Thomas, who joined Zurich in 1993 as part of its North America commercial specialties business, said the big nat cat issue in Asia was centred on the “very different infrastructures that create challenges for things like floods”.
“Building codes aren’t always the same,” he said. “Hong Kong, to its credit, has some pretty tough building codes, at least for new construction, so that’s a big help in terms of building integrity.”
Risks to people
In assessing nat cat risk in Hong Kong, a city in which Zurich has had a presence since 1961, Thomas said the first thing he’d consider would be the people. “If you have a human capital risk, such as personal accident risk or employer’s compensation, do you have a large group in one building or are they dispersed throughout the city?” he said.
Zurich approached general nat cat risk by carrying out “cat mapping for our own internal purposes”, said Thomas.
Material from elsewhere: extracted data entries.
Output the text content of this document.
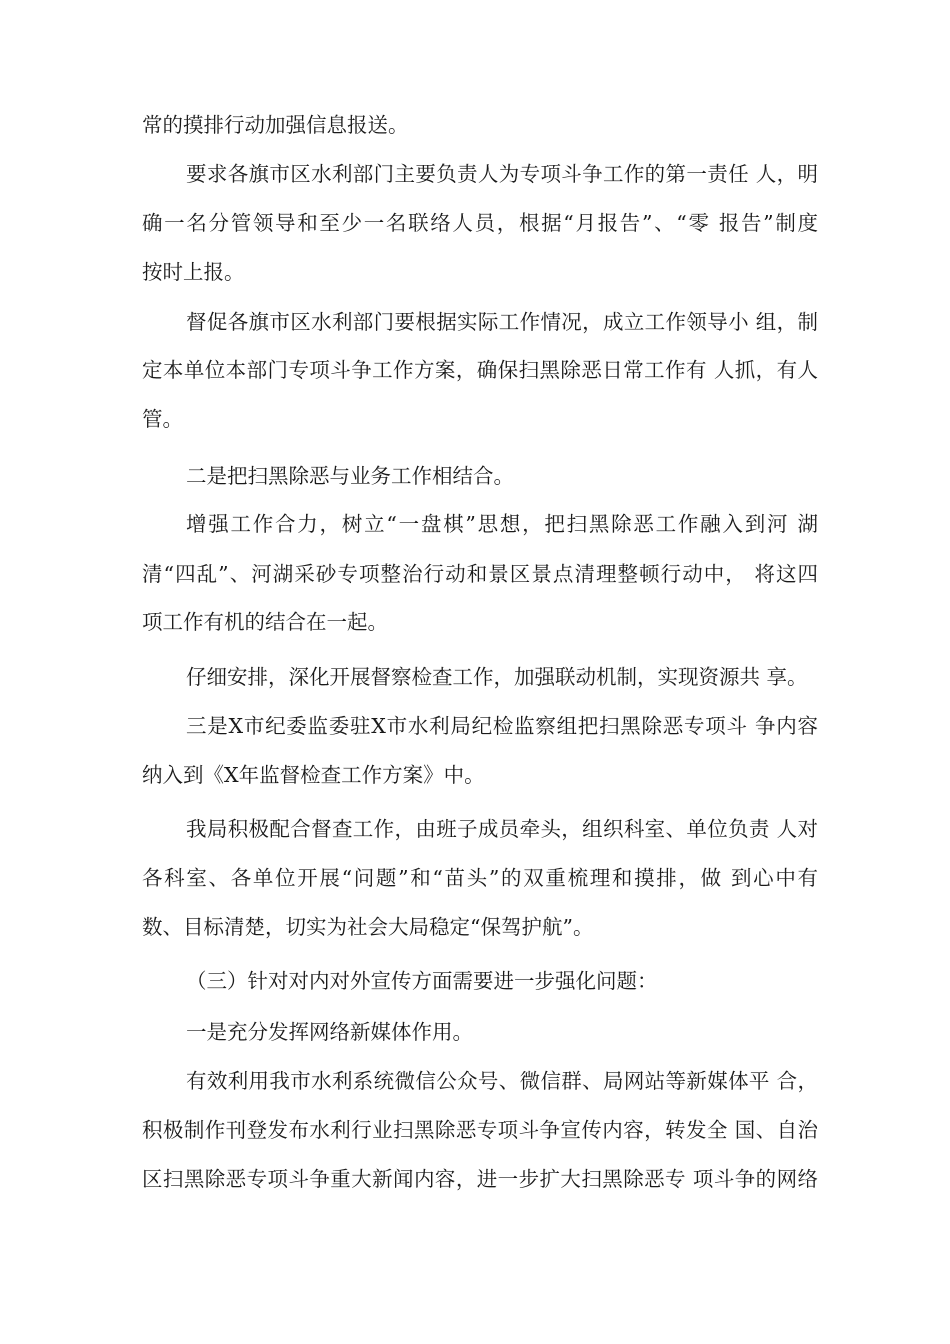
常的摸排行动加强信息报送。

要求各旗市区水利部门主要负责人为专项斗争工作的第一责任 人，明

确一名分管领导和至少一名联络人员，根据“月报告”、“零 报告”制度

按时上报。

督促各旗市区水利部门要根据实际工作情况，成立工作领导小 组，制

定本单位本部门专项斗争工作方案，确保扫黑除恶日常工作有 人抓，有人

管。

二是把扫黑除恶与业务工作相结合。

增强工作合力，树立“一盘棋”思想，把扫黑除恶工作融入到河 湖

清“四乱”、河湖采砂专项整治行动和景区景点清理整顿行动中， 将这四

项工作有机的结合在一起。

仔细安排，深化开展督察检查工作，加强联动机制，实现资源共 享。

三是X市纪委监委驻X市水利局纪检监察组把扫黑除恶专项斗 争内容

纳入到《X年监督检查工作方案》中。

我局积极配合督查工作，由班子成员牵头，组织科室、单位负责 人对

各科室、各单位开展“问题”和“苗头”的双重梳理和摸排，做 到心中有

数、目标清楚，切实为社会大局稳定“保驾护航”。

（三）针对对内对外宣传方面需要进一步强化问题：

一是充分发挥网络新媒体作用。

有效利用我市水利系统微信公众号、微信群、局网站等新媒体平 合，

积极制作刊登发布水利行业扫黑除恶专项斗争宣传内容，转发全 国、自治

区扫黑除恶专项斗争重大新闻内容，进一步扩大扫黑除恶专 项斗争的网络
“Then, when we meet you, we can map this out and say, ‘look, you know you’re really heavily concentrated down a fault line, and you are thinking about building three fantastic new hotels, so you might want to think about a new location’.”
“It’s their decision, but lifting what we call plain insurance issues to strategic issues in this part of the world is very important. Whether it’s quake or flood, risks are huge here, and we talk to customers from a strategic standpoint.”
Typhoon Utor officially made landfall in Guangdong Province on Wednesday afternoon and its rapid dissipation is now in progress.